La Casa de Zarela

Le vent qui souffle sur les montagnes de la cordillère blanche s’arrête à la porte de Zarela. Il la caresse d’un souffle, s’épaule contre le soleil qui tape, accompagne les cris des chiens qui œuvrent de concert dans la rue, la ville, la région. Le monde entier, semble-il. Il souffle, s’arrête, et reste à la porte. Le vent qui masse ou dégage les nuages et décore le ciel de taches remarquables, épaisses blancheurs qui divaguent, ne peut rien contre l’imprenable forteresse de la Casa de Zarela. Rien, non, rien ne s’infiltre à l’intérieur de ce havre de paix, refuge de montagnards, espace privilégié qui accueille à Huaraz les marcheurs et grimpeurs en quête de…

En quête de quoi ? Difficile à dire.

Il faut mener l’enquête et interroger les groupes que l’on y voit. Les rêveurs internationaux venus d’Australie et de Nouvelle-Zélande, de la vieille Europe et la jeune Amérique (du Sud), il faut guetter dans leurs regards la lumière des joies partagées sur les pentes, dans les rochers, sur la neige, dans les cailloux. Il faut boire une bière – une Alpamayo ambrée et corsée ou une Cusquena légère et dansante – voire, un verre de vin rouge de la vallée de l’Ica, il faut partager ces bonheurs et s’échanger les adresses, les pentes à glisser et celles à éviter, les rochers à grimper et ceux à craindre, les déconvenues, les bonnes surprises et les mauvaises. Il faut comme dans toute montagne, mais avec l’intensité de la concentration et la légèreté de la rencontre fortuite, il faut se parler grand ouvert pour exprimer ses envies, ses rêves. Ses quêtes. Et trouver en un autre, en tous ces autres autres, l’humanité qui vous tient et qui vous fait voir dans ces miroirs votre propre visage, ses désirs, enthousiasmes ou inquiétudes.

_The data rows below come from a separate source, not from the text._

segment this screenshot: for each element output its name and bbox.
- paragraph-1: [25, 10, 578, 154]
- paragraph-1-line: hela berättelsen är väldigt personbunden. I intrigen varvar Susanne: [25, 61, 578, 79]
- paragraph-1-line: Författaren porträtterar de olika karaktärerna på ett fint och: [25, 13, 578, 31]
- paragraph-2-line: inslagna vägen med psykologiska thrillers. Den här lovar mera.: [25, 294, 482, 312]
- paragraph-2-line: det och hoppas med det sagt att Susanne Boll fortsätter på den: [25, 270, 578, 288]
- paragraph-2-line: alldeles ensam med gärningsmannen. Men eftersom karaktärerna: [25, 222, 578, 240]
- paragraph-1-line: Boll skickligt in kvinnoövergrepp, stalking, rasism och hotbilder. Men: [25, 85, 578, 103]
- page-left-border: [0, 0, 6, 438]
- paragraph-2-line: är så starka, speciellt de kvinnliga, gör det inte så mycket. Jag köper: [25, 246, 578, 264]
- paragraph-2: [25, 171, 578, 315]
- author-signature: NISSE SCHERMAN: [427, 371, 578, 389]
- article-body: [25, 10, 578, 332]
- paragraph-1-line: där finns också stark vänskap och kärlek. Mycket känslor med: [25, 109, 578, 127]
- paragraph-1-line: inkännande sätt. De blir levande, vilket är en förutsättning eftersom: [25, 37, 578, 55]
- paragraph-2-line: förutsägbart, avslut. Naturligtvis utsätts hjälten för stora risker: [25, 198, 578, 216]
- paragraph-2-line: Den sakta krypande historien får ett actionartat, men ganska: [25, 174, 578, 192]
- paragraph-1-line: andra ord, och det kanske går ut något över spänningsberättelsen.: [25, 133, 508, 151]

Mais pas uniquement. Il faut, aussi, répondre, au risque de s’exposer, il faut, aussi, au risque d’affronter une voie difficile, il faut, enfin, affronter la vraie question du moment, la plus délicate à trancher, celle qui vous taquine les lèvres et titille le cerveau, celle dont la réponse quand Zarela l’obtient vous engage autant que le choix d’un itinéraire sur glacier ou la pose d’une broche à glace en ascension, celle que tu dois aborder avec honnêteté, le cœur à nu et les sens aux aguets. Cette question, celle que pose Zarela à chacun de ses hôtes, c’est tout simplement : un, deux ou trois ? Ou plutôt – car il s’agit ici d’être vraiment sûr, de bien se faire comprendre, d’éviter les possibles approximations d’un polyglottisme balbutiant, le risque serait bien trop grand : un, deux ou trois doigts levés ?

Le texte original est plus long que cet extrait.